I would recommend that you use Memory-Mapped Files. (see also http://msdn.microsoft.com/en-us/library/aa366556.aspx). The following simple code shows one way to do this:
LPCTSTR pszSrcFilename = TEXT("Z:\\test.dat");
HANDLE hSrcFile = CreateFile (pszSrcFilename, GENERIC_READ, FILE_SHARE_READ,
NULL, OPEN_EXISTING,
FILE_ATTRIBUTE_NORMAL | FILE_FLAG_SEQUENTIAL_SCAN,
NULL);
HANDLE hMapSrcFile = CreateFileMapping (hSrcFile, NULL, PAGE_READONLY, 0, 0, NULL);
PBYTE pSrcFile = (PBYTE) MapViewOfFile (hMapSrcFile, FILE_MAP_READ, 0, 0, 0);
DWORD dwInFileSizeHigh, dwInFileSizeLow;
dwInFileSizeLow = GetFileSize (hInFile, &dwInFileSizeHigh);
After some simple steps you have a pointer pSrcFile
which represent the whole file contents. Is this not what you need? The total size of the memory block in stored in dwInFileSizeHigh
and dwInFileSizeLow
: ((__int64)dwInFileSizeHigh << 32)+dwInFileSizeLow
.
This uses the same feature of the Windows kernel that is used to implement the swap file (page file). It is buffered by the disk cache and very efficient. If plan to access the file mostly sequentially, including the flag FILE_FLAG_SEQUENTIAL_SCAN in the call to CreateFile()

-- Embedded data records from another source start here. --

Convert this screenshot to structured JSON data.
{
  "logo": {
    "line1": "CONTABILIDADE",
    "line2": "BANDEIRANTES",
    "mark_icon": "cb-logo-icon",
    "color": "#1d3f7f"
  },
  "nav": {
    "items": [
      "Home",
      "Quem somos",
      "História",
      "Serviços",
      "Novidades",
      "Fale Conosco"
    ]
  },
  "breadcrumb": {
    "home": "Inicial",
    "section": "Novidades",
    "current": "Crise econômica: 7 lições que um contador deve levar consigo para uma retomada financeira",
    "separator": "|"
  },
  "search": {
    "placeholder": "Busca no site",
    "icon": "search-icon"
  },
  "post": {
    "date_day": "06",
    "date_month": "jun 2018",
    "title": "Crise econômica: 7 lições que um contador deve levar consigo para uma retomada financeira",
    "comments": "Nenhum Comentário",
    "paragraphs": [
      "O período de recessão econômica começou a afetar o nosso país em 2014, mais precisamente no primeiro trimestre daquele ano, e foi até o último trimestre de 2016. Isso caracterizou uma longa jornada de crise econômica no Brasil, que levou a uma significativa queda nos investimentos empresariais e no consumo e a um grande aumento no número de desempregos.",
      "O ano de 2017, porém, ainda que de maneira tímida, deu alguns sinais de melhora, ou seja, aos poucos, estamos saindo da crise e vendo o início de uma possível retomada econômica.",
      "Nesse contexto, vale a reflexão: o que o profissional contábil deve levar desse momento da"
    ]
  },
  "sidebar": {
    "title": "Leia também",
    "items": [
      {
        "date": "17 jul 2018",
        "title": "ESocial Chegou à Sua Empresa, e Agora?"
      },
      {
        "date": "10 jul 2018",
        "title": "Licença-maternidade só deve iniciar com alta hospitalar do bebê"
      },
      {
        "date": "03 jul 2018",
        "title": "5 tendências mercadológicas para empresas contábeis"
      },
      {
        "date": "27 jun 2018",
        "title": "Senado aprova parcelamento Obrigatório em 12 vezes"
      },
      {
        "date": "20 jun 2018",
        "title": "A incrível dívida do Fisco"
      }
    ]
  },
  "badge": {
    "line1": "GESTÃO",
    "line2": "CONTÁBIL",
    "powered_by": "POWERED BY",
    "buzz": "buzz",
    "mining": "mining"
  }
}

will hint this fact to the system, causing it to try to read ahead for even better performance.
I see that file which you read in the test example has the name "Z:\test.dat". If it is a file coming from a network drive you will see a clear performance advantage. Morover corresponds with http://msdn.microsoft.com/en-us/library/aa366542.aspx you hav the limit about 2 GB instead of 16Mb. I recommend you to map files till 1 GB and then just create a net view with respect of MapViewOfFile
(I am not sure that you code need work with so large files). More then that, on the same MSDN page you can read following
The size of the file mapping object
that you select controls how far into
the file you can "see" with memory
mapping. If you create a file mapping
object that is 500 Kb in size, you
have access only to the first 500 Kb
of the file, regardless of the size of
the file. Since it does not cost you
any system resources to create a
larger file mapping object, create a
file mapping object that is the size
of the file (set the dwMaximumSizeHigh
and dwMaximumSizeLow
parameters of
CreateFileMapping
both to zero) even
if you do not expect to view the
entire file. The cost in system
resources comes in creating the views
and accessing them.
So the usage of memory mapped files is really cheap. If your program reads only portions of the file contents skipping large parts of the file, then you will also have a large performance advantage because it will read only the parts of file which you really accessed (rounded to 16K pages).
More clean code for for file mapping is following
DWORD MapFileInMemory (LPCTSTR pszFileName,
PBYTE *ppbyFile,
PDWORD pdwFileSizeLow, OUT PDWORD pdwFileSizeHigh)
{
HANDLE hFile = INVALID_HANDLE_VALUE, hFileMapping = NULL;
DWORD dwStatus = NO_ERROR;
const DWORD dwSourceId = MSG_SOURCE_MAP_FILE_IN_MEMORY;
__try {
hFile = CreateFile (pszFileName, FILE_READ_DATA, 0, NULL, OPEN_EXISTING,
FILE_ATTRIBUTE_NORMAL | FILE_FLAG_SEQUENTIAL_SCAN,
NULL);
if (hFile == INVALID_HANDLE_VALUE) {
dwStatus = GetLastError();
__leave;
}
*pdwFileSizeLow = GetFileSize (hFile, pdwFileSizeHigh);
if (*pdwFileSizeLow == INVALID_FILE_SIZE){
dwStatus = GetLastError();
__leave;
}
hFileMapping = CreateFileMapping (hFile, NULL, PAGE_READONLY, 0, 0, NULL);
if (!hFileMapping){
dwStatus = GetLastError();
__leave;
}
*ppbyFile = (PBYTE) MapViewOfFile (hFileMapping, FILE_MAP_READ, 0, 0, 0);
if (*ppbyFile == NULL) {
dwStatus = GetLastError();
__leave;
}
}
__finally {
if (hFileMapping) CloseHandle (hFileMapping);
if (hFile != INVALID_HANDLE_VALUE) CloseHandle (hFile);
}
return dwStatus;
}
BOOL UnmapFileFromMemory (LPCVOID lpBaseAddress)
{
return UnmapViewOfFile (lpBaseAddress);
}